Geothermal producers pump water kilometres below ground where it is heated by thermal rocks, with the resulting steam used to generate electricity. The method is relatively environmentally friendly and new data from the Government's geological advisory body, Geoscience Australia, says that if just one per cent of the nation's geothermal energy was extracted it would equate to 26,000 times Australia's total annual energy consumption.

Mr Ferguson said the Government was offering $50 million to geothermal groups in a bid to kick-start the industry, with companies eligible for grants of up to $7 million each. But Alan Knights, executive director of geothermal company Green Rock Energy, said companies wanting to explore WA for geothermal energy might not get their slice of the millions on offer because the State Government was taking, so long to issue exploration licences.

He said South Australia had been issuing geothermal exploration licences for almost five years, yet WA had yet to issue any. The State Government's first geothermal acreage program has received 64 bids from nine parties.

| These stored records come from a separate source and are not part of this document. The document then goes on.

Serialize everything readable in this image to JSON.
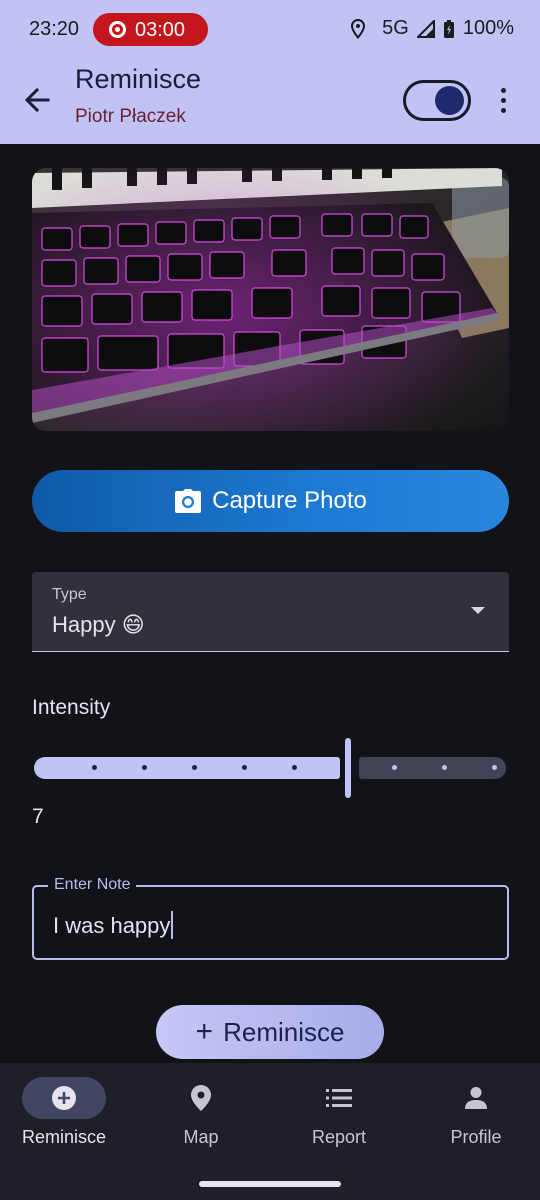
{
  "status_bar": {
    "time": "23:20",
    "recording_timer": "03:00",
    "network": "5G",
    "battery": "100%"
  },
  "app_bar": {
    "title": "Reminisce",
    "subtitle": "Piotr Płaczek",
    "toggle_on": true
  },
  "capture_button": {
    "label": "Capture Photo"
  },
  "type_field": {
    "label": "Type",
    "value": "Happy 😄"
  },
  "intensity": {
    "label": "Intensity",
    "value": "7",
    "min": 1,
    "max": 10
  },
  "note_field": {
    "label": "Enter Note",
    "value": "I was happy"
  },
  "submit_button": {
    "label": "Reminisce",
    "icon": "plus-icon"
  },
  "bottom_nav": {
    "items": [
      {
        "label": "Reminisce",
        "icon": "add-circle-icon",
        "active": true
      },
      {
        "label": "Map",
        "icon": "location-pin-icon",
        "active": false
      },
      {
        "label": "Report",
        "icon": "list-icon",
        "active": false
      },
      {
        "label": "Profile",
        "icon": "person-icon",
        "active": false
      }
    ]
  },
  "colors": {
    "app_bar_bg": "#c0c3f4",
    "background": "#111318",
    "accent": "#c0c3f4",
    "capture_button": "#1d7ad2",
    "recording_pill": "#c4161c"
  }
}
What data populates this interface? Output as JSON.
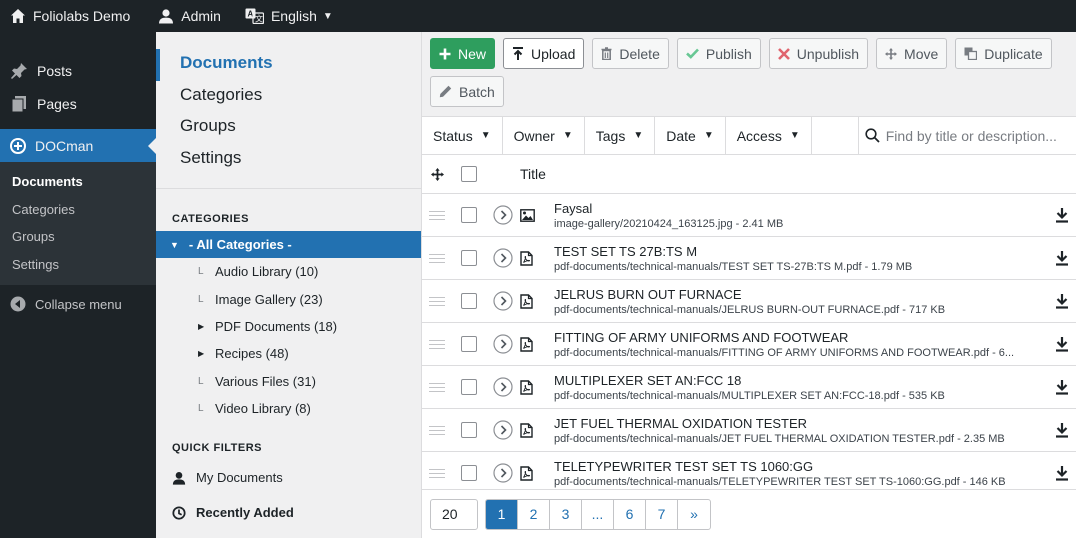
{
  "adminbar": {
    "site_title": "Foliolabs Demo",
    "user": "Admin",
    "language": "English"
  },
  "wpmenu": {
    "items": [
      {
        "label": "Posts",
        "icon": "pushpin-icon"
      },
      {
        "label": "Pages",
        "icon": "pages-icon"
      }
    ],
    "active": {
      "label": "DOCman",
      "icon": "docman-logo-icon"
    },
    "submenu": [
      "Documents",
      "Categories",
      "Groups",
      "Settings"
    ],
    "collapse_label": "Collapse menu"
  },
  "dmnav": {
    "items": [
      "Documents",
      "Categories",
      "Groups",
      "Settings"
    ]
  },
  "categories": {
    "heading": "CATEGORIES",
    "all_label": "- All Categories -",
    "items": [
      {
        "label": "Audio Library (10)",
        "expandable": false
      },
      {
        "label": "Image Gallery (23)",
        "expandable": false
      },
      {
        "label": "PDF Documents (18)",
        "expandable": true
      },
      {
        "label": "Recipes (48)",
        "expandable": true
      },
      {
        "label": "Various Files (31)",
        "expandable": false
      },
      {
        "label": "Video Library (8)",
        "expandable": false
      }
    ]
  },
  "quick_filters": {
    "heading": "QUICK FILTERS",
    "items": [
      "My Documents",
      "Recently Added"
    ]
  },
  "toolbar": {
    "new": "New",
    "upload": "Upload",
    "delete": "Delete",
    "publish": "Publish",
    "unpublish": "Unpublish",
    "move": "Move",
    "duplicate": "Duplicate",
    "batch": "Batch"
  },
  "filters": {
    "status": "Status",
    "owner": "Owner",
    "tags": "Tags",
    "date": "Date",
    "access": "Access",
    "search_placeholder": "Find by title or description..."
  },
  "table": {
    "title_header": "Title",
    "rows": [
      {
        "title": "Faysal",
        "meta": "image-gallery/20210424_163125.jpg - 2.41 MB",
        "type": "image"
      },
      {
        "title": "TEST SET TS 27B:TS M",
        "meta": "pdf-documents/technical-manuals/TEST SET TS-27B:TS M.pdf - 1.79 MB",
        "type": "pdf"
      },
      {
        "title": "JELRUS BURN OUT FURNACE",
        "meta": "pdf-documents/technical-manuals/JELRUS BURN-OUT FURNACE.pdf - 717 KB",
        "type": "pdf"
      },
      {
        "title": "FITTING OF ARMY UNIFORMS AND FOOTWEAR",
        "meta": "pdf-documents/technical-manuals/FITTING OF ARMY UNIFORMS AND FOOTWEAR.pdf - 6...",
        "type": "pdf"
      },
      {
        "title": "MULTIPLEXER SET AN:FCC 18",
        "meta": "pdf-documents/technical-manuals/MULTIPLEXER SET AN:FCC-18.pdf - 535 KB",
        "type": "pdf"
      },
      {
        "title": "JET FUEL THERMAL OXIDATION TESTER",
        "meta": "pdf-documents/technical-manuals/JET FUEL THERMAL OXIDATION TESTER.pdf - 2.35 MB",
        "type": "pdf"
      },
      {
        "title": "TELETYPEWRITER TEST SET TS 1060:GG",
        "meta": "pdf-documents/technical-manuals/TELETYPEWRITER TEST SET TS-1060:GG.pdf - 146 KB",
        "type": "pdf"
      }
    ]
  },
  "pagination": {
    "limit": "20",
    "pages": [
      "1",
      "2",
      "3",
      "...",
      "6",
      "7",
      "»"
    ],
    "current": "1"
  }
}
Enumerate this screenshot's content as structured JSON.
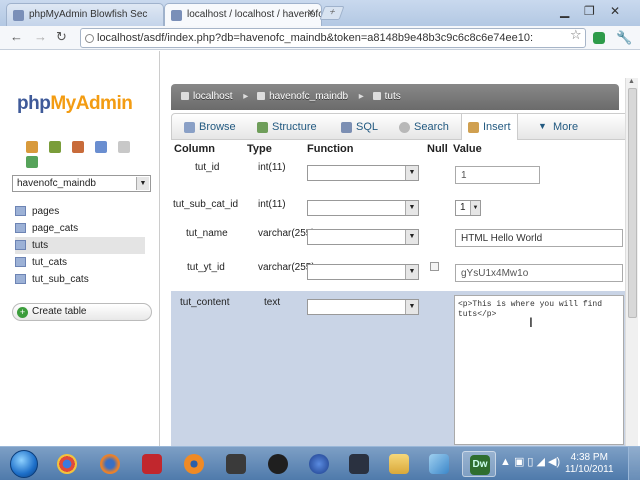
{
  "browser": {
    "tabs": [
      {
        "title": "phpMyAdmin Blowfish Sec"
      },
      {
        "title": "localhost / localhost / havenofc"
      }
    ],
    "url": "localhost/asdf/index.php?db=havenofc_maindb&token=a8148b9e48b3c9c6c8c6e74ee10:"
  },
  "sidebar": {
    "logo_php": "php",
    "logo_myadmin": "MyAdmin",
    "db_selected": "havenofc_maindb",
    "tables": [
      {
        "name": "pages"
      },
      {
        "name": "page_cats"
      },
      {
        "name": "tuts"
      },
      {
        "name": "tut_cats"
      },
      {
        "name": "tut_sub_cats"
      }
    ],
    "create_table": "Create table"
  },
  "breadcrumb": {
    "server": "localhost",
    "database": "havenofc_maindb",
    "table": "tuts",
    "sep": "▸"
  },
  "tabs": {
    "browse": "Browse",
    "structure": "Structure",
    "sql": "SQL",
    "search": "Search",
    "insert": "Insert",
    "more": "More"
  },
  "grid": {
    "headers": {
      "column": "Column",
      "type": "Type",
      "function": "Function",
      "null": "Null",
      "value": "Value"
    },
    "rows": [
      {
        "column": "tut_id",
        "type": "int(11)",
        "value": "1"
      },
      {
        "column": "tut_sub_cat_id",
        "type": "int(11)",
        "value": "1"
      },
      {
        "column": "tut_name",
        "type": "varchar(255)",
        "value": "HTML Hello World"
      },
      {
        "column": "tut_yt_id",
        "type": "varchar(255)",
        "value": "gYsU1x4Mw1o"
      },
      {
        "column": "tut_content",
        "type": "text",
        "value": "<p>This is where you will find tuts</p>"
      }
    ]
  },
  "taskbar": {
    "time": "4:38 PM",
    "date": "11/10/2011"
  },
  "colors": {
    "accent": "#235a81",
    "header_bar": "#6b6b6b",
    "selected_row": "#c9d4e6"
  }
}
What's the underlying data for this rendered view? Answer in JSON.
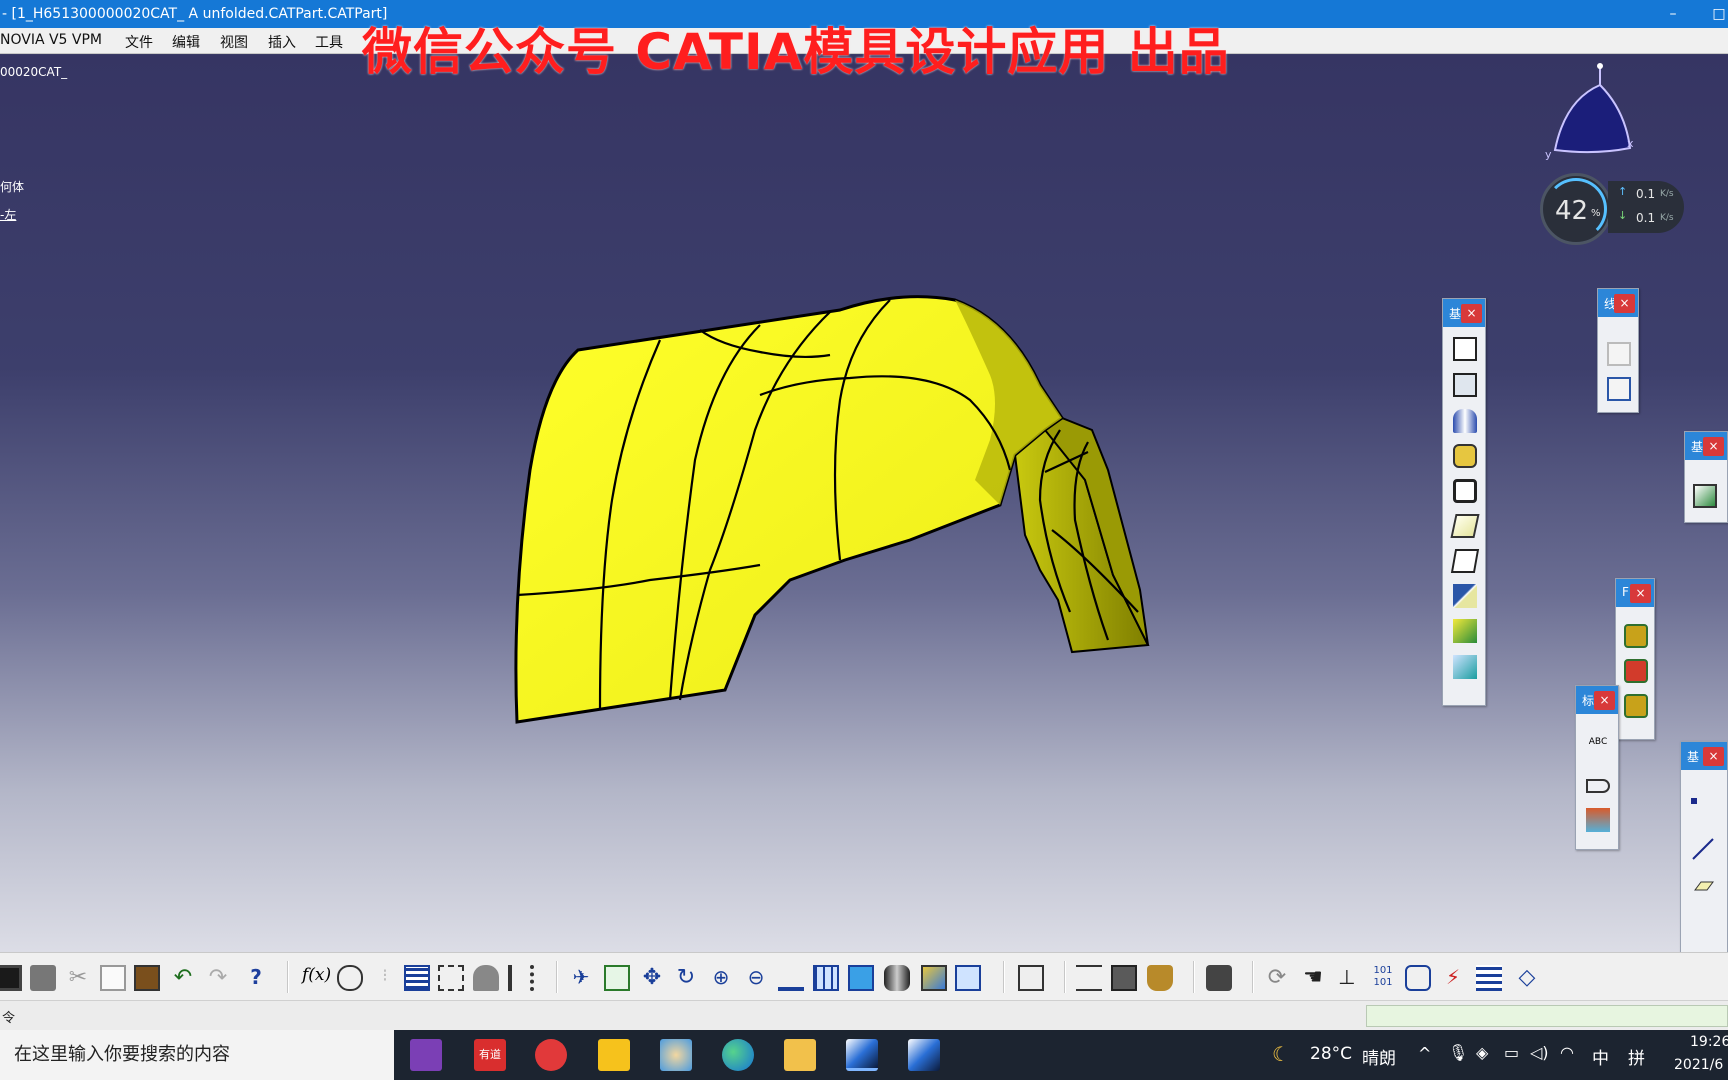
{
  "window": {
    "title": "- [1_H651300000020CAT_ A unfolded.CATPart.CATPart]",
    "minimize": "–",
    "maximize": "□"
  },
  "menu": {
    "items": [
      "NOVIA V5 VPM",
      "文件",
      "编辑",
      "视图",
      "插入",
      "工具"
    ]
  },
  "watermark": "微信公众号 CATIA模具设计应用 出品",
  "tree": {
    "root": "00020CAT_",
    "item1": "何体",
    "item2": "-左"
  },
  "speed_widget": {
    "percent": "42",
    "percent_unit": "%",
    "up": "0.1",
    "down": "0.1",
    "unit": "K/s"
  },
  "compass": {
    "x_label": "x",
    "y_label": "y",
    "z_label": "z"
  },
  "floating_toolbars": [
    {
      "title": "基",
      "close": "×"
    },
    {
      "title": "线",
      "close": "×"
    },
    {
      "title": "基",
      "close": "×"
    },
    {
      "title": "F",
      "close": "×"
    },
    {
      "title": "标",
      "close": "×"
    },
    {
      "title": "基",
      "close": "×"
    }
  ],
  "annot_icon_text": "ABC",
  "cmdline": {
    "label": "令"
  },
  "taskbar": {
    "search_placeholder": "在这里输入你要搜索的内容",
    "apps": [
      "onenote-icon",
      "youdao-icon",
      "iqiyi-icon",
      "sticky-notes-icon",
      "paint-icon",
      "edge-icon",
      "folder-icon",
      "catia-icon",
      "catia-icon"
    ],
    "youdao_label": "有道",
    "weather_temp": "28°C",
    "weather_text": "晴朗",
    "ime1": "中",
    "ime2": "拼",
    "time": "19:26",
    "date": "2021/6"
  },
  "colors": {
    "part_fill": "#f5f51c",
    "titlebar": "#1578d6",
    "watermark": "#ff1e1e",
    "toolbar_header": "#2c86d8",
    "close_button": "#d8393a"
  }
}
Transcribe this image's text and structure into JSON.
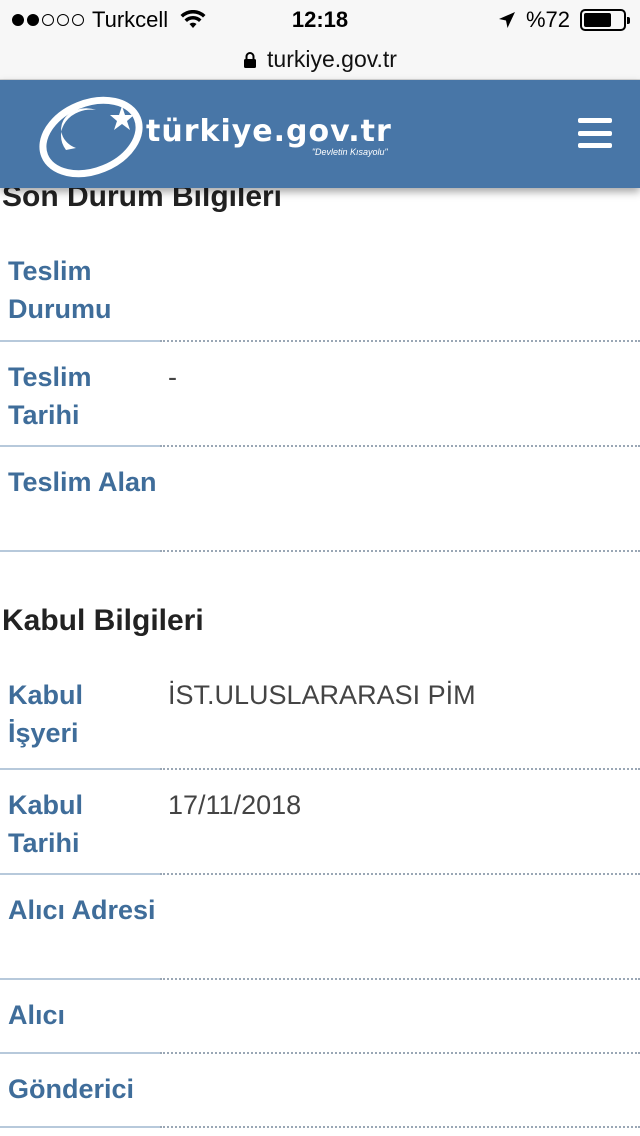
{
  "status_bar": {
    "carrier": "Turkcell",
    "time": "12:18",
    "battery": "%72",
    "battery_level": 0.72,
    "signal_bars_filled": 2,
    "signal_bars_total": 5
  },
  "browser": {
    "url": "turkiye.gov.tr"
  },
  "header": {
    "logo_text": "türkiye.gov.tr",
    "logo_slogan": "\"Devletin Kısayolu\"",
    "background": "#4876a7"
  },
  "sections": [
    {
      "title": "Son Durum Bilgileri",
      "rows": [
        {
          "label": "Teslim Durumu",
          "value": ""
        },
        {
          "label": "Teslim Tarihi",
          "value": "-"
        },
        {
          "label": "Teslim Alan",
          "value": ""
        }
      ]
    },
    {
      "title": "Kabul Bilgileri",
      "rows": [
        {
          "label": "Kabul İşyeri",
          "value": "İST.ULUSLARARASI PİM"
        },
        {
          "label": "Kabul Tarihi",
          "value": "17/11/2018"
        },
        {
          "label": "Alıcı Adresi",
          "value": ""
        },
        {
          "label": "Alıcı",
          "value": ""
        },
        {
          "label": "Gönderici",
          "value": ""
        }
      ]
    }
  ],
  "colors": {
    "label": "#3f6d9a",
    "accent": "#4876a7"
  }
}
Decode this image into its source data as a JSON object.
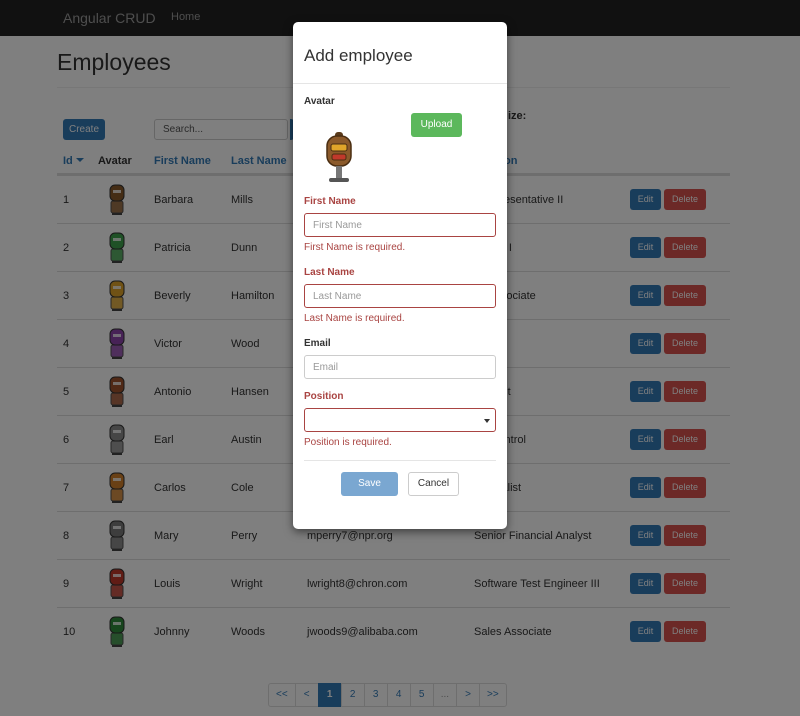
{
  "navbar": {
    "brand": "Angular CRUD",
    "home": "Home"
  },
  "page": {
    "title": "Employees"
  },
  "toolbar": {
    "create_label": "Create",
    "search_placeholder": "Search...",
    "page_size_label_partial": "ize:"
  },
  "table": {
    "headers": {
      "id": "Id",
      "avatar": "Avatar",
      "first_name": "First Name",
      "last_name": "Last Name",
      "position_partial": "on"
    },
    "rows": [
      {
        "id": "1",
        "first": "Barbara",
        "last": "Mills",
        "email": "",
        "position": "t Representative II",
        "avatar_color": "#8b5a2b"
      },
      {
        "id": "2",
        "first": "Patricia",
        "last": "Dunn",
        "email": "",
        "position": "Coach I",
        "avatar_color": "#3fa34d"
      },
      {
        "id": "3",
        "first": "Beverly",
        "last": "Hamilton",
        "email": "",
        "position": "ch Associate",
        "avatar_color": "#e0a52a"
      },
      {
        "id": "4",
        "first": "Victor",
        "last": "Wood",
        "email": "",
        "position": "ist II",
        "avatar_color": "#8e44ad"
      },
      {
        "id": "5",
        "first": "Antonio",
        "last": "Hansen",
        "email": "",
        "position": "ountant",
        "avatar_color": "#a0522d"
      },
      {
        "id": "6",
        "first": "Earl",
        "last": "Austin",
        "email": "",
        "position": "lity Control",
        "avatar_color": "#8c8c8c"
      },
      {
        "id": "7",
        "first": "Carlos",
        "last": "Cole",
        "email": "",
        "position": "Specialist",
        "avatar_color": "#d2802a"
      },
      {
        "id": "8",
        "first": "Mary",
        "last": "Perry",
        "email": "mperry7@npr.org",
        "position": "Senior Financial Analyst",
        "avatar_color": "#7a7a7a"
      },
      {
        "id": "9",
        "first": "Louis",
        "last": "Wright",
        "email": "lwright8@chron.com",
        "position": "Software Test Engineer III",
        "avatar_color": "#c0392b"
      },
      {
        "id": "10",
        "first": "Johnny",
        "last": "Woods",
        "email": "jwoods9@alibaba.com",
        "position": "Sales Associate",
        "avatar_color": "#2e8b3a"
      }
    ],
    "edit_label": "Edit",
    "delete_label": "Delete"
  },
  "pagination": {
    "items": [
      {
        "label": "<<",
        "state": "normal"
      },
      {
        "label": "<",
        "state": "normal"
      },
      {
        "label": "1",
        "state": "active"
      },
      {
        "label": "2",
        "state": "normal"
      },
      {
        "label": "3",
        "state": "normal"
      },
      {
        "label": "4",
        "state": "normal"
      },
      {
        "label": "5",
        "state": "normal"
      },
      {
        "label": "...",
        "state": "disabled"
      },
      {
        "label": ">",
        "state": "normal"
      },
      {
        "label": ">>",
        "state": "normal"
      }
    ]
  },
  "modal": {
    "title": "Add employee",
    "avatar_label": "Avatar",
    "upload_label": "Upload",
    "first_name": {
      "label": "First Name",
      "placeholder": "First Name",
      "value": "",
      "error": "First Name is required."
    },
    "last_name": {
      "label": "Last Name",
      "placeholder": "Last Name",
      "value": "",
      "error": "Last Name is required."
    },
    "email": {
      "label": "Email",
      "placeholder": "Email",
      "value": ""
    },
    "position": {
      "label": "Position",
      "selected": "",
      "error": "Position is required."
    },
    "save_label": "Save",
    "cancel_label": "Cancel",
    "avatar_color": "#8b5a2b"
  },
  "colors": {
    "primary": "#337ab7",
    "danger": "#d9534f",
    "success": "#5cb85c",
    "error_text": "#a94442",
    "navbar": "#222222"
  }
}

Winning bidders were to have been announced this month but it is thought the calling of the State election delayed the process.

Mr Knights said it would likely take companies another two years to figure out whether the acreage they had been allotted had any potential, in which time the lion's share of the Federal money might have gone to Eastern States projects." A spokesman for WA Resources Minister Francis Logan said Government assessments of acreage bids had been completed and notification of successful bids could be made within a week.

The Rudd Government has set a target for 20 per cent of Australia's electricity generation to come from renewable sources by 2020. Details of the geothermal assistance program came on the same day Opposition trade spokesman Ian Macfarlane reopened the debate on nuclear energy, saying the nation must embrace uranium to get serious about reducing carbon emissions. Opposition Leader Brendan Nelson attacked Labor for refusing to allow the nation to capitalise on high uranium prices by blocking its sale to countries such as India. Federal Environment Minister Peter Garrett said the Liberals' nuclear energy policy was a mess.